Recorde de temperatura no sexênio (2014-2019): prelúdio do colapso ecossocial
A crise climática é a ameaça mais urgente do nosso tempo. E o tempo para reverter o aquecimento global está se esgotando.
- Análisis
“A prosperidade da vida humana e das suas culturas é compatível
com um substancial decrescimento da população” (1984)
Arne Næss and George Sessions em 8 Princípios da Ecologia Profunda
[EcoDebate] Enquanto a roda viva dos eventos sociais gira de maneira alucinante e as atividades antrópicas crescem continuamente, há um desastre ecológico ocorrendo em câmara lenta (para os olhos humanos), mas que segue um ritmo aceleradíssimo para a escala geológica. Aquilo que os cientistas chamavam de maneira cautelosa de “mudanças climáticas” se transformou em “crise climática” ou “caos climático”, passando a representar um perigo existencial à civilização e uma ameaça concreta à sobrevivência da vida humana e não humana. Como disse Greta Thunberg: “Nossa casa está pegando fogo”. A crise climática é a ameaça mais urgente do nosso tempo. E o tempo para reverter o aquecimento global está se esgotando.
Depois de 5 anos (2014-2018) das temperaturas mais altas já registradas desde o início da série histórica que começou em 1880, o ano de 2019 marcou a vice-liderança e, mesmo não sendo um ano de El Niño, ficou 0,95º C acima da média do século XX. A atual década tem sido marcada por um calor excepcional, indicando uma tendência preocupante. O cenário climático está ficando cada vez mais perturbador, mais ameaçador e se agravando com muita rapidez e profundidade e os incêndios e queimadas da Austrália são apenas uma “amostra grátis” do que vem por aí.
O gráfico abaixo, da NOAA, tendo como referência básica a temperatura média do período 1901-2000, mostra as temperaturas mensais entre 1880 e 2019 e a reta de tendência dos últimos 20 anos (1999-2019). Assim, em relação à média do século XX, a temperatura de 2019 foi 0,95º C mais alta (sendo que no mês de dezembro apresentou um aumento de 1,05º C).

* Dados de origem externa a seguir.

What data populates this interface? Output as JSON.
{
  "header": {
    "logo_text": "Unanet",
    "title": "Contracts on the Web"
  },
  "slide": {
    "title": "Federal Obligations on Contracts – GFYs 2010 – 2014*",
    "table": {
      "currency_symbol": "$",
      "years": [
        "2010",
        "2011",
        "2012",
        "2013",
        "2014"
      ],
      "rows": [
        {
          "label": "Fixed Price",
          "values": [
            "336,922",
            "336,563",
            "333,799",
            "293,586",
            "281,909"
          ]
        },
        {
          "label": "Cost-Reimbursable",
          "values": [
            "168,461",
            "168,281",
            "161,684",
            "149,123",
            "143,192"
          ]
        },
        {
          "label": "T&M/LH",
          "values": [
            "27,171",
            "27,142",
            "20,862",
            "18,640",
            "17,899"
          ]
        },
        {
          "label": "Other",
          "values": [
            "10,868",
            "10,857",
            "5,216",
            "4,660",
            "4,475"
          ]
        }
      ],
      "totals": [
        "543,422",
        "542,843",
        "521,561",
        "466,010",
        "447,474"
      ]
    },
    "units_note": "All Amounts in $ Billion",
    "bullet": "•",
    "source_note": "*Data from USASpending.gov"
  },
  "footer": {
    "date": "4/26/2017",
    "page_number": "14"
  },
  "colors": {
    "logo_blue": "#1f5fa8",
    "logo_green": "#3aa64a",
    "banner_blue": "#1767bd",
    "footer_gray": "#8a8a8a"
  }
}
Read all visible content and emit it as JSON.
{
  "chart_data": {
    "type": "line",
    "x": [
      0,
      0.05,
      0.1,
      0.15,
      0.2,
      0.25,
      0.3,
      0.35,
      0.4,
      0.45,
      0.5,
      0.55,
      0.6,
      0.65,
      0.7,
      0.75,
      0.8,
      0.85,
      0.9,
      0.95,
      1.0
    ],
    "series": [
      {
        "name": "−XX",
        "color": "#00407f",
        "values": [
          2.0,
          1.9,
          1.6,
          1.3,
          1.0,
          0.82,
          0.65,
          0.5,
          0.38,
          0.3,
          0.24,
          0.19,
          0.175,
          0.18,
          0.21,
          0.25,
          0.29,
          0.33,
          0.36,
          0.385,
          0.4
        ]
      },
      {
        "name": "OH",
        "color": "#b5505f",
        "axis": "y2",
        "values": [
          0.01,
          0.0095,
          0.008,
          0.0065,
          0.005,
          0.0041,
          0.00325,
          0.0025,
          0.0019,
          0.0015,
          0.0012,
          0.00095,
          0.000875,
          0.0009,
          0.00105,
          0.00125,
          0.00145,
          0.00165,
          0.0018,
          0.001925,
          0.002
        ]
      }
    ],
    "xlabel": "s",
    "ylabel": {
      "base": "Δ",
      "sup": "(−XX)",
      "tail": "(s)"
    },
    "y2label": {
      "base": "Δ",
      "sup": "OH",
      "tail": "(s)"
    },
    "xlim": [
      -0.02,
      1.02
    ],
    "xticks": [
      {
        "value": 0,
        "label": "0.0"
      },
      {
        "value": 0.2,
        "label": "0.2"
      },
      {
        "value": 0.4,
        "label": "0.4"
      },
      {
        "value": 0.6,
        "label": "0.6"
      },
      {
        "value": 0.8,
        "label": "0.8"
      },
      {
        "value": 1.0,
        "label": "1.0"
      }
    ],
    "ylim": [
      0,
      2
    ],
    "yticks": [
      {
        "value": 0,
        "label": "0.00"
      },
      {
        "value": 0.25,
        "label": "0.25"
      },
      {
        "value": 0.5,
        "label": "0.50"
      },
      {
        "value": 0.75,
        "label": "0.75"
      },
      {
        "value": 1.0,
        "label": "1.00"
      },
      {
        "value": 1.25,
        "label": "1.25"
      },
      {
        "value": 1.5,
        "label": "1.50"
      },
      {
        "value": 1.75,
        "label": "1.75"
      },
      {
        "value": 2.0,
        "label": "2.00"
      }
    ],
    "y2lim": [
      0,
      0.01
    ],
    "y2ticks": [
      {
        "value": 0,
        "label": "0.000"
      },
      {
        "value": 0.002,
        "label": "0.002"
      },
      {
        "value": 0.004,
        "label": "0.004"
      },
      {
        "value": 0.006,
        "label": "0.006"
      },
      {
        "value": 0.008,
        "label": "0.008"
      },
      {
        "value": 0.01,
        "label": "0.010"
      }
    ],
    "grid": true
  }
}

Mas em relação ao período pré-industrial a anomalia foi de cerca de 1,2º C. Na primeira metade do século XX as temperaturas estavam abaixo da média do século e passaram a ficar bem acima da média na segunda metade do século. Já no século XXI o aumento é ainda mais significativo, pois das 19 maiores temperaturas, 18 ocorreram entre 2001 e 2019 e 8 dos anos mais quentes ocorreram na atual década.
Nota-se que, não somente o ano de 2019 apresentou um calor excessivo, como o ritmo do aquecimento da série histórica aumentou para 0,22º C por década. A tendência do aumento da temperatura entre 1880 e 2019 foi de 0,07º C por década. A tendência entre 1950 e 2019 foi de 0,14º C por década e entre 1999 e 2019 foi de 0,22º C por década. Mas o mais surpreendente é que a tendência 2009 a 2019 apresentou um aumento de 0,36º C.
Desta forma, há, indubitavelmente, uma inquestionável aceleração do ritmo do aquecimento global. Isto quer dizer que o aquecimento pode atingir 1,5º C (o limite estabelecido no Acordo de Paris) até 2030 e pode atingir 2º C antes de 2050, abrindo a possibilidade de se chegar a algo em torno de 4º C no final do século. O mundo sairia da “emergência climática” para o “caos climático”.
Os seis anos mais quentes do Antropoceno aconteceram entre 2014 e 2019 e os dois gráficos abaixo mostram as variações mensais da temperatura. No primeiro gráfico são apresentadas as anomalias mensais e o valor de cada entre parênteses. No segundo gráfico são apresentas as variações mensais para todos os anos da série, sendo os anos mais frios em azul e os mais quentes em vermelho (2019 com os marcadores pretos).
https://data.giss.nasa.gov/gistemp/graphs_v4/
Com os sucessivos recordes anuais, a atual década (2011-20) é a mais quente já registrada desde o início das medições em 1880. A temperatura média da atual década ficou 0,82º C acima da linha de base 1901-2000. Nota-se que a década de 1970 ficou 0,09º C acima da média do século XX, a década de 1980 ficou 0,30º C, a década de 1990 ficou 0,41º C e a década de 2001-10 ficou 0,63º C acima da média do século XX.
Todos os dados acima foram reforçados por estudo publicado dia 15 de janeiro de 2020 por James Hansen e colegas do Goddard Institute for Space Studies (GISS). Utilizando uma linha de base de 1880-1920 (início da série histórica), os autores mostram que a temperatura em 2019 ficou em 1,2º C acima. O estudo mostra que a emissão de CO2, em função da queima de combustíveis fósseis é o principal vetor de aumento da temperatura.